By Jan. 15, three days after the Haiti quake struck, students at UCSD raised over $6,000 and 200,000 people attended a vigil held on the campus.
Although student groups have organized small events, UC Davis has not organized a campus-wide relief effort.
Three local television stations FOX 40, KOVR 1 and KCRA 3 caught wind of his postcard project and interviewed him for their broadcasts. The interviewers focused on the missing grad student in Haiti and the campus’ reaction to it more than on the postcards, Gunel said.

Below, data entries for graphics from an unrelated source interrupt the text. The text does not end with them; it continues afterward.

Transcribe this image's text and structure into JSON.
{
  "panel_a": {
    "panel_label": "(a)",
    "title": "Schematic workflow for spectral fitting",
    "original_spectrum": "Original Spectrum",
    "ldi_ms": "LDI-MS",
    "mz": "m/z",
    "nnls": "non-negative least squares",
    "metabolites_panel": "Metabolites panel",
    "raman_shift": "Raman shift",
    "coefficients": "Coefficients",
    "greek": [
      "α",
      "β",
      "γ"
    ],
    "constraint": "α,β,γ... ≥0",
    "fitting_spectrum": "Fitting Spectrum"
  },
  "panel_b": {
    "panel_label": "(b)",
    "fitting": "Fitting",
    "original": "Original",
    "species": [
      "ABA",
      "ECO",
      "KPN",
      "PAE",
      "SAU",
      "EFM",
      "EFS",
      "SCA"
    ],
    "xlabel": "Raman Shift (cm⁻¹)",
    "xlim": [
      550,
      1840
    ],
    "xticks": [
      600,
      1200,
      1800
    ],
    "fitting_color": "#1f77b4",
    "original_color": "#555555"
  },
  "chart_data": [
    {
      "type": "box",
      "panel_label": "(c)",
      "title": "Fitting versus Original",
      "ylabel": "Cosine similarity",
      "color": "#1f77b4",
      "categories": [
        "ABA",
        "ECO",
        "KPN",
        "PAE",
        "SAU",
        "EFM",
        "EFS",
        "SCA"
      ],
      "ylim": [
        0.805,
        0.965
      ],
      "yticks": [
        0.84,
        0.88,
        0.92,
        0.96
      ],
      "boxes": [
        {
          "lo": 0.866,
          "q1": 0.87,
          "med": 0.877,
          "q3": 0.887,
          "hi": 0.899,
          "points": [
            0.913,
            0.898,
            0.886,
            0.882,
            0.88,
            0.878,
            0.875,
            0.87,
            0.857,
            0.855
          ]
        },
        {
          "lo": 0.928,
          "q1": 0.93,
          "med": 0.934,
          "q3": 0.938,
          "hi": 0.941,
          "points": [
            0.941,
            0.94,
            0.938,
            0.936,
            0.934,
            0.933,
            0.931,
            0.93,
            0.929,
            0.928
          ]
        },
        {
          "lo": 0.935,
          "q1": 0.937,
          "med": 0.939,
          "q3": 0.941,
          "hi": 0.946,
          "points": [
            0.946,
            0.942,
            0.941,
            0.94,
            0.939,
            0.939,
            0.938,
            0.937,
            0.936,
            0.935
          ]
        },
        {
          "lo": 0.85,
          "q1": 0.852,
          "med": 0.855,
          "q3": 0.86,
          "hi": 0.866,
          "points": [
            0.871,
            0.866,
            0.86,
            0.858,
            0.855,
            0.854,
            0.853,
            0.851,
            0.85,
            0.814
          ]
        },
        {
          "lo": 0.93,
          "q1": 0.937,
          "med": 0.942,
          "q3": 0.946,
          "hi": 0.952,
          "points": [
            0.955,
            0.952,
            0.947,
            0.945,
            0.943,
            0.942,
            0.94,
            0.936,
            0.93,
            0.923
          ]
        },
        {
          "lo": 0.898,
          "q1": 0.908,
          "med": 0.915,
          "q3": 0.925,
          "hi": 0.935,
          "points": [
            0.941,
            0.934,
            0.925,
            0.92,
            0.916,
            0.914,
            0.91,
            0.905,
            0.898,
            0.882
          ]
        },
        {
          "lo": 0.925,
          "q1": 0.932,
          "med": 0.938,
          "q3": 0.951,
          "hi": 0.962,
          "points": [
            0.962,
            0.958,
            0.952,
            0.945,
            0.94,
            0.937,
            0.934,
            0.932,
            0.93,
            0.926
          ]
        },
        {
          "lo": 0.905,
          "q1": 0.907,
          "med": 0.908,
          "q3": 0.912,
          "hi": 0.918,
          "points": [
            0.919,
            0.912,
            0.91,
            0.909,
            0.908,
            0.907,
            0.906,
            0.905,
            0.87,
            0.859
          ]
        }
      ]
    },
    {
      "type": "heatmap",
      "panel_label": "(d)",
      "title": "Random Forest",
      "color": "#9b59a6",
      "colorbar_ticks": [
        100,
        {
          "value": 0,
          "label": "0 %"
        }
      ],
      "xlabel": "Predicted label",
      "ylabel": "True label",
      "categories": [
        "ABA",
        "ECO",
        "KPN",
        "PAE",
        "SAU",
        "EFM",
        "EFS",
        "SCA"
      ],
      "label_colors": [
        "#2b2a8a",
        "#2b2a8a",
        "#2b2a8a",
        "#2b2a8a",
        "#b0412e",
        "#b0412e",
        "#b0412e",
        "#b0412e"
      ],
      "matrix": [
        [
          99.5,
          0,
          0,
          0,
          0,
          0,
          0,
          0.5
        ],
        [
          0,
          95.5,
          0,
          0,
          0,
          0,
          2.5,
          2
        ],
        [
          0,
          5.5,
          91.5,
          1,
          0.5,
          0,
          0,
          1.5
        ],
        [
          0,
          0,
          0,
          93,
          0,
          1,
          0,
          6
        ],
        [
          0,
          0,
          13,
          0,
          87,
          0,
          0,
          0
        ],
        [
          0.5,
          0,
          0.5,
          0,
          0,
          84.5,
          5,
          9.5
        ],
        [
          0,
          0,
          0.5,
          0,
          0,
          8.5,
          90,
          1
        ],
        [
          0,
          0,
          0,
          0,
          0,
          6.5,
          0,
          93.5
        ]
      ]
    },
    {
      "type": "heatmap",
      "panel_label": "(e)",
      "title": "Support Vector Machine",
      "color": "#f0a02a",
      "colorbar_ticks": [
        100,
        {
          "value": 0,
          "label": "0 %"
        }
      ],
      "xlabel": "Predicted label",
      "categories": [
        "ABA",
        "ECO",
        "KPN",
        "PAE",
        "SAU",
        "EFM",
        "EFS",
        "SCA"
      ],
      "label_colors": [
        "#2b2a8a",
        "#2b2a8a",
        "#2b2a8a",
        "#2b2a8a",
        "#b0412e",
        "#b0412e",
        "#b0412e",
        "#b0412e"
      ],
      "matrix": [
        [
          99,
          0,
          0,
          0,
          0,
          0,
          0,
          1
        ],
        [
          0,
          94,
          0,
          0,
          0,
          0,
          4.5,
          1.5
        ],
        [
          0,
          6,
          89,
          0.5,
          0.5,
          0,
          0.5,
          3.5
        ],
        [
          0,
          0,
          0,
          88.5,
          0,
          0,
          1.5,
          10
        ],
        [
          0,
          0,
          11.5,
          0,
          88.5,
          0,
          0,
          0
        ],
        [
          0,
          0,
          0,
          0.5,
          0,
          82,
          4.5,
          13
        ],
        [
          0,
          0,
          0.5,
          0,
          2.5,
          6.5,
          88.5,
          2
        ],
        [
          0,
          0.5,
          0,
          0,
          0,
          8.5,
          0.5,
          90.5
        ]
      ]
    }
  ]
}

He hopes to give packets of his postcards to student groups on campus, sell them at the beginning of lectures and to get UCD students to break the stereotype of belonging to what he calls an apathetic generation.
Phi Beta Sigma, a community service fraternity, organized a clothing drive for Haiti held in the Memorial Union from Jan. 13-23. “Clothing drives are pretty rare,” said Damonde Hatfield, a fraternity member. “We wanted to do something different.” The fraternity collected a total of three storage boxes and hopes to sell “Hope for Haiti” t-shirts.
While those who sell his cards are welcome to donate the money to a charity of their choosing, he plans to donate his portion to Oxfam and Partners in Health.
Oxfam is an international organization, present in Haiti prior to the earthquake, which aims to reduce poverty. Partners in Health provides health care for the poor with a community based approach.
“The Red Cross does a great job of healing the wounded, but after they leave there will still be 1.5 million homeless victims,” Gunel said.